Penutupan Al Jazeera di Israel telah dikritik oleh sejumlah kelompok hak asasi manusia dan pers.
Asosiasi Hak-Hak Sipil di Israel (ACRI) mengatakan mereka telah mengajukan permintaan ke Mahkamah Agung negara tersebut untuk mengeluarkan perintah sementara untuk membatalkan larangan tersebut.
Kelompok tersebut mengatakan bahwa klaim bahwa lembaga penyiaran tersebut adalah alat propaganda untuk Hamas adalah tidak berdasar, dan bahwa pelarangan yang dilakukan pada Minggu (5/5/2024) bukan karena masalah keamanan dan lebih untuk melayani agenda yang lebih bermotif politik, yang bertujuan untuk membungkam suara-suara kritis dan menargetkan media Arab.
Asosiasi Pers Asing (FPA) mendesak pemerintah Israel untuk mempertimbangkan kembali keputusannya, dengan mengatakan penutupan Al Jazeera di negara tersebut harus menjadi penyebab kekhawatiran bagi semua pendukung kebebasan pers.
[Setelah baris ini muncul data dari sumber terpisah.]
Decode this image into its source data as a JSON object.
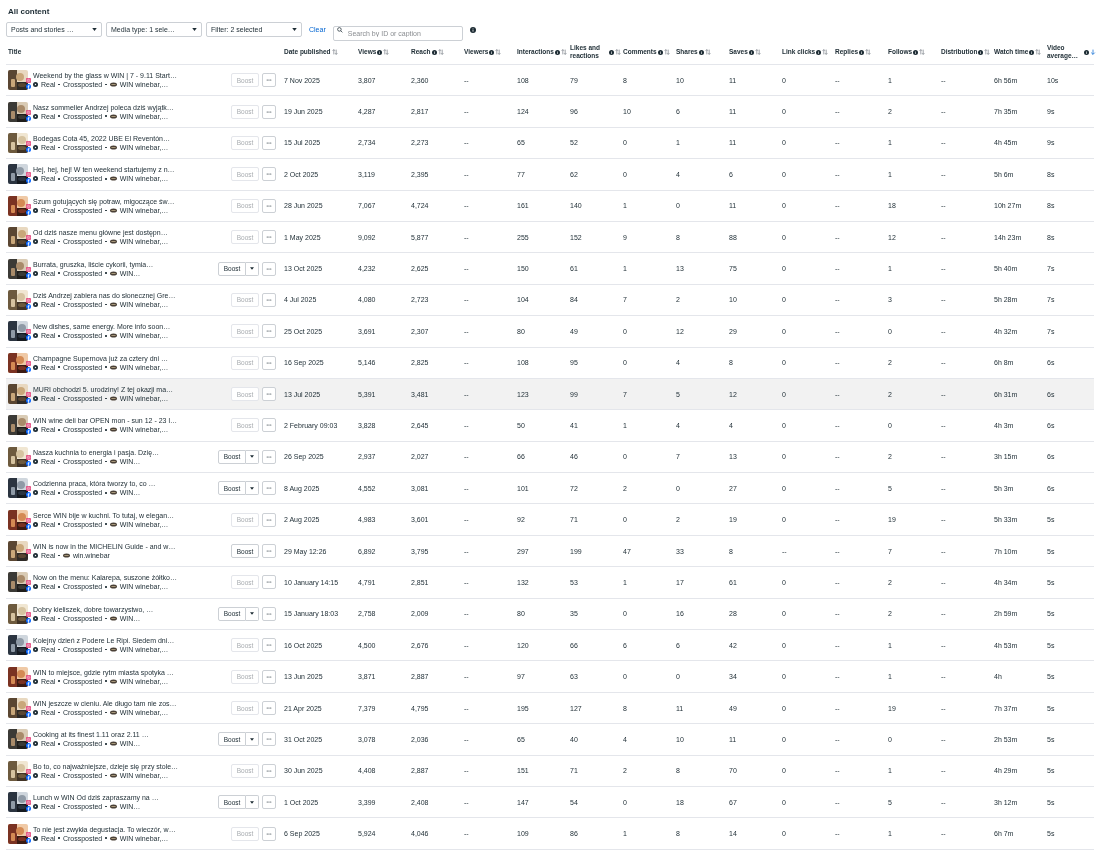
{
  "title": "All content",
  "filters": [
    {
      "label": "Posts and stories …"
    },
    {
      "label": "Media type: 1 sele…"
    },
    {
      "label": "Filter: 2 selected"
    }
  ],
  "clear_link": "Clear",
  "search": {
    "placeholder": "Search by ID or caption"
  },
  "columns": [
    {
      "label": "Title",
      "info": false,
      "sortable": false
    },
    {
      "label": "Date published",
      "info": false,
      "sortable": true,
      "sorted_descending": false
    },
    {
      "label": "Views",
      "info": true,
      "sortable": true,
      "sorted_descending": false
    },
    {
      "label": "Reach",
      "info": true,
      "sortable": true,
      "sorted_descending": false
    },
    {
      "label": "Viewers",
      "info": true,
      "sortable": true,
      "sorted_descending": false
    },
    {
      "label": "Interactions",
      "info": true,
      "sortable": true,
      "sorted_descending": false
    },
    {
      "label": "Likes and reactions",
      "info": true,
      "sortable": true,
      "sorted_descending": false
    },
    {
      "label": "Comments",
      "info": true,
      "sortable": true,
      "sorted_descending": false
    },
    {
      "label": "Shares",
      "info": true,
      "sortable": true,
      "sorted_descending": false
    },
    {
      "label": "Saves",
      "info": true,
      "sortable": true,
      "sorted_descending": false
    },
    {
      "label": "Link clicks",
      "info": true,
      "sortable": true,
      "sorted_descending": false
    },
    {
      "label": "Replies",
      "info": true,
      "sortable": true,
      "sorted_descending": false
    },
    {
      "label": "Follows",
      "info": true,
      "sortable": true,
      "sorted_descending": false
    },
    {
      "label": "Distribution",
      "info": true,
      "sortable": true,
      "sorted_descending": false
    },
    {
      "label": "Watch time",
      "info": true,
      "sortable": true,
      "sorted_descending": false
    },
    {
      "label": "Video average…",
      "info": true,
      "sortable": true,
      "sorted_descending": true
    }
  ],
  "rows": [
    {
      "title": "Weekend by the glass w WIN | 7 - 9.11 Start…",
      "type": "Real",
      "crossposted": "Crossposted",
      "account": "WIN winebar,…",
      "facebook": true,
      "boost_enabled": false,
      "boost_split": false,
      "boost_label": "Boost",
      "selected": false,
      "cells": [
        "7 Nov 2025",
        "3,807",
        "2,360",
        "--",
        "108",
        "79",
        "8",
        "10",
        "11",
        "0",
        "--",
        "1",
        "--",
        "6h 56m",
        "10s"
      ]
    },
    {
      "title": "Nasz sommelier Andrzej poleca dziś wyjątk…",
      "type": "Real",
      "crossposted": "Crossposted",
      "account": "WIN winebar,…",
      "facebook": true,
      "boost_enabled": false,
      "boost_split": false,
      "boost_label": "Boost",
      "selected": false,
      "cells": [
        "19 Jun 2025",
        "4,287",
        "2,817",
        "--",
        "124",
        "96",
        "10",
        "6",
        "11",
        "0",
        "--",
        "2",
        "--",
        "7h 35m",
        "9s"
      ]
    },
    {
      "title": "Bodegas Cota 45, 2022 UBE El Reventón…",
      "type": "Real",
      "crossposted": "Crossposted",
      "account": "WIN winebar,…",
      "facebook": true,
      "boost_enabled": false,
      "boost_split": false,
      "boost_label": "Boost",
      "selected": false,
      "cells": [
        "15 Jul 2025",
        "2,734",
        "2,273",
        "--",
        "65",
        "52",
        "0",
        "1",
        "11",
        "0",
        "--",
        "1",
        "--",
        "4h 45m",
        "9s"
      ]
    },
    {
      "title": "Hej, hej, hej! W ten weekend startujemy z n…",
      "type": "Real",
      "crossposted": "Crossposted",
      "account": "WIN winebar,…",
      "facebook": true,
      "boost_enabled": false,
      "boost_split": false,
      "boost_label": "Boost",
      "selected": false,
      "cells": [
        "2 Oct 2025",
        "3,119",
        "2,395",
        "--",
        "77",
        "62",
        "0",
        "4",
        "6",
        "0",
        "--",
        "1",
        "--",
        "5h 6m",
        "8s"
      ]
    },
    {
      "title": "Szum gotujących się potraw, migoczące św…",
      "type": "Real",
      "crossposted": "Crossposted",
      "account": "WIN winebar,…",
      "facebook": true,
      "boost_enabled": false,
      "boost_split": false,
      "boost_label": "Boost",
      "selected": false,
      "cells": [
        "28 Jun 2025",
        "7,067",
        "4,724",
        "--",
        "161",
        "140",
        "1",
        "0",
        "11",
        "0",
        "--",
        "18",
        "--",
        "10h 27m",
        "8s"
      ]
    },
    {
      "title": "Od dziś nasze menu główne jest dostępn…",
      "type": "Real",
      "crossposted": "Crossposted",
      "account": "WIN winebar,…",
      "facebook": true,
      "boost_enabled": false,
      "boost_split": false,
      "boost_label": "Boost",
      "selected": false,
      "cells": [
        "1 May 2025",
        "9,092",
        "5,877",
        "--",
        "255",
        "152",
        "9",
        "8",
        "88",
        "0",
        "--",
        "12",
        "--",
        "14h 23m",
        "8s"
      ]
    },
    {
      "title": "Burrata, gruszka, liście cykorii, tymia…",
      "type": "Real",
      "crossposted": "Crossposted",
      "account": "WIN…",
      "facebook": true,
      "boost_enabled": true,
      "boost_split": true,
      "boost_label": "Boost",
      "selected": false,
      "cells": [
        "13 Oct 2025",
        "4,232",
        "2,625",
        "--",
        "150",
        "61",
        "1",
        "13",
        "75",
        "0",
        "--",
        "1",
        "--",
        "5h 40m",
        "7s"
      ]
    },
    {
      "title": "Dziś Andrzej zabiera nas do słonecznej Gre…",
      "type": "Real",
      "crossposted": "Crossposted",
      "account": "WIN winebar,…",
      "facebook": true,
      "boost_enabled": false,
      "boost_split": false,
      "boost_label": "Boost",
      "selected": false,
      "cells": [
        "4 Jul 2025",
        "4,080",
        "2,723",
        "--",
        "104",
        "84",
        "7",
        "2",
        "10",
        "0",
        "--",
        "3",
        "--",
        "5h 28m",
        "7s"
      ]
    },
    {
      "title": "New dishes, same energy. More info soon…",
      "type": "Real",
      "crossposted": "Crossposted",
      "account": "WIN winebar,…",
      "facebook": true,
      "boost_enabled": false,
      "boost_split": false,
      "boost_label": "Boost",
      "selected": false,
      "cells": [
        "25 Oct 2025",
        "3,691",
        "2,307",
        "--",
        "80",
        "49",
        "0",
        "12",
        "29",
        "0",
        "--",
        "0",
        "--",
        "4h 32m",
        "7s"
      ]
    },
    {
      "title": "Champagne Supernova już za cztery dni …",
      "type": "Real",
      "crossposted": "Crossposted",
      "account": "WIN winebar,…",
      "facebook": true,
      "boost_enabled": false,
      "boost_split": false,
      "boost_label": "Boost",
      "selected": false,
      "cells": [
        "16 Sep 2025",
        "5,146",
        "2,825",
        "--",
        "108",
        "95",
        "0",
        "4",
        "8",
        "0",
        "--",
        "2",
        "--",
        "6h 8m",
        "6s"
      ]
    },
    {
      "title": "MURI obchodzi 5. urodziny! Z tej okazji ma…",
      "type": "Real",
      "crossposted": "Crossposted",
      "account": "WIN winebar,…",
      "facebook": true,
      "boost_enabled": false,
      "boost_split": false,
      "boost_label": "Boost",
      "selected": true,
      "cells": [
        "13 Jul 2025",
        "5,391",
        "3,481",
        "--",
        "123",
        "99",
        "7",
        "5",
        "12",
        "0",
        "--",
        "2",
        "--",
        "6h 31m",
        "6s"
      ]
    },
    {
      "title": "WIN wine deli bar OPEN mon - sun 12 - 23 l…",
      "type": "Real",
      "crossposted": "Crossposted",
      "account": "WIN winebar,…",
      "facebook": true,
      "boost_enabled": false,
      "boost_split": false,
      "boost_label": "Boost",
      "selected": false,
      "cells": [
        "2 February 09:03",
        "3,828",
        "2,645",
        "--",
        "50",
        "41",
        "1",
        "4",
        "4",
        "0",
        "--",
        "0",
        "--",
        "4h 3m",
        "6s"
      ]
    },
    {
      "title": "Nasza kuchnia to energia i pasja. Dzię…",
      "type": "Real",
      "crossposted": "Crossposted",
      "account": "WIN…",
      "facebook": true,
      "boost_enabled": true,
      "boost_split": true,
      "boost_label": "Boost",
      "selected": false,
      "cells": [
        "26 Sep 2025",
        "2,937",
        "2,027",
        "--",
        "66",
        "46",
        "0",
        "7",
        "13",
        "0",
        "--",
        "2",
        "--",
        "3h 15m",
        "6s"
      ]
    },
    {
      "title": "Codzienna praca, która tworzy to, co …",
      "type": "Real",
      "crossposted": "Crossposted",
      "account": "WIN…",
      "facebook": true,
      "boost_enabled": true,
      "boost_split": true,
      "boost_label": "Boost",
      "selected": false,
      "cells": [
        "8 Aug 2025",
        "4,552",
        "3,081",
        "--",
        "101",
        "72",
        "2",
        "0",
        "27",
        "0",
        "--",
        "5",
        "--",
        "5h 3m",
        "6s"
      ]
    },
    {
      "title": "Serce WIN bije w kuchni. To tutaj, w elegan…",
      "type": "Real",
      "crossposted": "Crossposted",
      "account": "WIN winebar,…",
      "facebook": true,
      "boost_enabled": false,
      "boost_split": false,
      "boost_label": "Boost",
      "selected": false,
      "cells": [
        "2 Aug 2025",
        "4,983",
        "3,601",
        "--",
        "92",
        "71",
        "0",
        "2",
        "19",
        "0",
        "--",
        "19",
        "--",
        "5h 33m",
        "5s"
      ]
    },
    {
      "title": "WIN is now in the MICHELIN Guide - and w…",
      "type": "Real",
      "account": "win.winebar",
      "facebook": false,
      "boost_enabled": true,
      "boost_split": false,
      "boost_label": "Boost",
      "selected": false,
      "cells": [
        "29 May 12:26",
        "6,892",
        "3,795",
        "--",
        "297",
        "199",
        "47",
        "33",
        "8",
        "--",
        "--",
        "7",
        "--",
        "7h 10m",
        "5s"
      ]
    },
    {
      "title": "Now on the menu: Kalarepa, suszone żółtko…",
      "type": "Real",
      "crossposted": "Crossposted",
      "account": "WIN winebar,…",
      "facebook": true,
      "boost_enabled": false,
      "boost_split": false,
      "boost_label": "Boost",
      "selected": false,
      "cells": [
        "10 January 14:15",
        "4,791",
        "2,851",
        "--",
        "132",
        "53",
        "1",
        "17",
        "61",
        "0",
        "--",
        "2",
        "--",
        "4h 34m",
        "5s"
      ]
    },
    {
      "title": "Dobry kieliszek, dobre towarzystwo, …",
      "type": "Real",
      "crossposted": "Crossposted",
      "account": "WIN…",
      "facebook": true,
      "boost_enabled": true,
      "boost_split": true,
      "boost_label": "Boost",
      "selected": false,
      "cells": [
        "15 January 18:03",
        "2,758",
        "2,009",
        "--",
        "80",
        "35",
        "0",
        "16",
        "28",
        "0",
        "--",
        "2",
        "--",
        "2h 59m",
        "5s"
      ]
    },
    {
      "title": "Kolejny dzień z Podere Le Ripi. Siedem dni…",
      "type": "Real",
      "crossposted": "Crossposted",
      "account": "WIN winebar,…",
      "facebook": true,
      "boost_enabled": false,
      "boost_split": false,
      "boost_label": "Boost",
      "selected": false,
      "cells": [
        "16 Oct 2025",
        "4,500",
        "2,676",
        "--",
        "120",
        "66",
        "6",
        "6",
        "42",
        "0",
        "--",
        "1",
        "--",
        "4h 53m",
        "5s"
      ]
    },
    {
      "title": "WIN to miejsce, gdzie rytm miasta spotyka …",
      "type": "Real",
      "crossposted": "Crossposted",
      "account": "WIN winebar,…",
      "facebook": true,
      "boost_enabled": false,
      "boost_split": false,
      "boost_label": "Boost",
      "selected": false,
      "cells": [
        "13 Jun 2025",
        "3,871",
        "2,887",
        "--",
        "97",
        "63",
        "0",
        "0",
        "34",
        "0",
        "--",
        "1",
        "--",
        "4h",
        "5s"
      ]
    },
    {
      "title": "WIN jeszcze w cieniu. Ale długo tam nie zos…",
      "type": "Real",
      "crossposted": "Crossposted",
      "account": "WIN winebar,…",
      "facebook": true,
      "boost_enabled": false,
      "boost_split": false,
      "boost_label": "Boost",
      "selected": false,
      "cells": [
        "21 Apr 2025",
        "7,379",
        "4,795",
        "--",
        "195",
        "127",
        "8",
        "11",
        "49",
        "0",
        "--",
        "19",
        "--",
        "7h 37m",
        "5s"
      ]
    },
    {
      "title": "Cooking at its finest 1.11 oraz 2.11 …",
      "type": "Real",
      "crossposted": "Crossposted",
      "account": "WIN…",
      "facebook": true,
      "boost_enabled": true,
      "boost_split": true,
      "boost_label": "Boost",
      "selected": false,
      "cells": [
        "31 Oct 2025",
        "3,078",
        "2,036",
        "--",
        "65",
        "40",
        "4",
        "10",
        "11",
        "0",
        "--",
        "0",
        "--",
        "2h 53m",
        "5s"
      ]
    },
    {
      "title": "Bo to, co najważniejsze, dzieje się przy stole…",
      "type": "Real",
      "crossposted": "Crossposted",
      "account": "WIN winebar,…",
      "facebook": true,
      "boost_enabled": false,
      "boost_split": false,
      "boost_label": "Boost",
      "selected": false,
      "cells": [
        "30 Jun 2025",
        "4,408",
        "2,887",
        "--",
        "151",
        "71",
        "2",
        "8",
        "70",
        "0",
        "--",
        "1",
        "--",
        "4h 29m",
        "5s"
      ]
    },
    {
      "title": "Lunch w WIN Od dziś zapraszamy na …",
      "type": "Real",
      "crossposted": "Crossposted",
      "account": "WIN…",
      "facebook": true,
      "boost_enabled": true,
      "boost_split": true,
      "boost_label": "Boost",
      "selected": false,
      "cells": [
        "1 Oct 2025",
        "3,399",
        "2,408",
        "--",
        "147",
        "54",
        "0",
        "18",
        "67",
        "0",
        "--",
        "5",
        "--",
        "3h 12m",
        "5s"
      ]
    },
    {
      "title": "To nie jest zwykła degustacja. To wieczór, w…",
      "type": "Real",
      "crossposted": "Crossposted",
      "account": "WIN winebar,…",
      "facebook": true,
      "boost_enabled": false,
      "boost_split": false,
      "boost_label": "Boost",
      "selected": false,
      "cells": [
        "6 Sep 2025",
        "5,924",
        "4,046",
        "--",
        "109",
        "86",
        "1",
        "8",
        "14",
        "0",
        "--",
        "1",
        "--",
        "6h 7m",
        "5s"
      ]
    }
  ]
}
FPA mengatakan dalam sebuah pernyataan bahwa Israel sekarang bergabung dengan klub pemerintah otoriter yang meragukan untuk melarang stasiun tersebut, dan memperingatkan bahwa Netanyahu memiliki wewenang untuk menargetkan outlet asing lainnya yang ia anggap bertindak melawan negara.